The robustness of the phylogeny was verified by inferring genome trees from concatenated marker gene sets using FastTree, IQ-TREE, and ExaML, and through comparisons to single-gene trees. Taxonomic curation followed the rules of the International Code of Nomenclature of Prokaryotes and recent proposals to use genome sequences as type material. From 2,392 archaeal genomes, 16 phyla are described, including 3 phyla from major normalized monophyletic units of the Euryarchaeota, and one phylum resulting from the amalgamation of the TACK superphylum. The taxonomy is publicly available at the Genome Taxonomy Database (GTDB) website.

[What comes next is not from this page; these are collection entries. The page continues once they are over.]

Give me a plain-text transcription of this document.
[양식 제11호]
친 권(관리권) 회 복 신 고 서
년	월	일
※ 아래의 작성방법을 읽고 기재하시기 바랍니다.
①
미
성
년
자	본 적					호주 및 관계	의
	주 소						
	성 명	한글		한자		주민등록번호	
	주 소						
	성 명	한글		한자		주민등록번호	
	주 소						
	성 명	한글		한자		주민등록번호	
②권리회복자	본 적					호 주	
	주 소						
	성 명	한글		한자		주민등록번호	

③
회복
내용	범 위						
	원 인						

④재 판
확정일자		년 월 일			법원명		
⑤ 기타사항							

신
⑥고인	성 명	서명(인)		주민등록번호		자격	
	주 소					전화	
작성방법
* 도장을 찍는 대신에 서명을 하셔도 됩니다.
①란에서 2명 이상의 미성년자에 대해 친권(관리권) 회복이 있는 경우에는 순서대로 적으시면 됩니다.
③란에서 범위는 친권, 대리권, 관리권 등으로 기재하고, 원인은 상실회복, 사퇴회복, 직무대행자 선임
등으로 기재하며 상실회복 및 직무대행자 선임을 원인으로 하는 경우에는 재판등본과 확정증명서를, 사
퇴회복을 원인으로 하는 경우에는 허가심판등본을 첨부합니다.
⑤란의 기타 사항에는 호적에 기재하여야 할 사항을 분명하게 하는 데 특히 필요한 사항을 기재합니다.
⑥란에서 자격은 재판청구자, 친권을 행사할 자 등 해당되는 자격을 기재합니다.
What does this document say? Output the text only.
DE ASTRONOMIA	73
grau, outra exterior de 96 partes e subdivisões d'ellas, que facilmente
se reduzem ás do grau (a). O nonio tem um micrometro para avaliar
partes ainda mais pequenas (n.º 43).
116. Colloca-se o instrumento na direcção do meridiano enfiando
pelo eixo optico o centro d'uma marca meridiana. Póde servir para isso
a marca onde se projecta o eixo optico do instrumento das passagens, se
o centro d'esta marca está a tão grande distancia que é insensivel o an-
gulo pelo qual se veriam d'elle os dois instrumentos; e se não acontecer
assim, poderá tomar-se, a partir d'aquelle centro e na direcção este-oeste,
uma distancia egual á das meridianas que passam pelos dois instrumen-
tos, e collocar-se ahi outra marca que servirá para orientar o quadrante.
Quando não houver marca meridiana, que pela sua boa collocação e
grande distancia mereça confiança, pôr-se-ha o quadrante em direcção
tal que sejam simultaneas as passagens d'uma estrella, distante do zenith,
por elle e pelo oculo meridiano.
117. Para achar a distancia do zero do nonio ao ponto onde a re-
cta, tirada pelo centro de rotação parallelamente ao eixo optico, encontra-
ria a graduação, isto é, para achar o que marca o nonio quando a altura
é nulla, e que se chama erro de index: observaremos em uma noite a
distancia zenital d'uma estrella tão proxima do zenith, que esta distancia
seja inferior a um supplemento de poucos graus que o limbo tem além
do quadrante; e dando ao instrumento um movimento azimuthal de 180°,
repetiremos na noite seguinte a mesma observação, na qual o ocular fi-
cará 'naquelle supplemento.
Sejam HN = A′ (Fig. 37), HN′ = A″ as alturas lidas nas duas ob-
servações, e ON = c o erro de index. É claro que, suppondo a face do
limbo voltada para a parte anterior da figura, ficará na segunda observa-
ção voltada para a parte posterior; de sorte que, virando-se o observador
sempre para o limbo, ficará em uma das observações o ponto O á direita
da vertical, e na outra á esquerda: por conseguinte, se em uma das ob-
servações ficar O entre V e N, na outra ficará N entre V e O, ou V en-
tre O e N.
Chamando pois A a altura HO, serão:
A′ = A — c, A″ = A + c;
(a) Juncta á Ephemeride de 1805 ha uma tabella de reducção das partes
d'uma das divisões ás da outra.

Christian Rinke is a Research Officer at the Australian Centre for Ecogenomics (ACE), University of Queensland, Australia. He received his PhD in Zoology from the Marine Biology Department at the University of Vienna, Austria and has since shifted his focus to the microbial world.
His research interests include genomics and the phylogeny, taxonomy, and ecology of symbiotic and free living microbes. He focuses in particular on the uncultured majority of microbes which elude current culturing efforts.
Chris pioneered culture-independent methods in high throughput single-cell genomics, the separation and sequencing of single bacterial and archaeal cells, and also employs metagenomics (the direct sequencing of environmental samples) to illuminate microbial dark matter.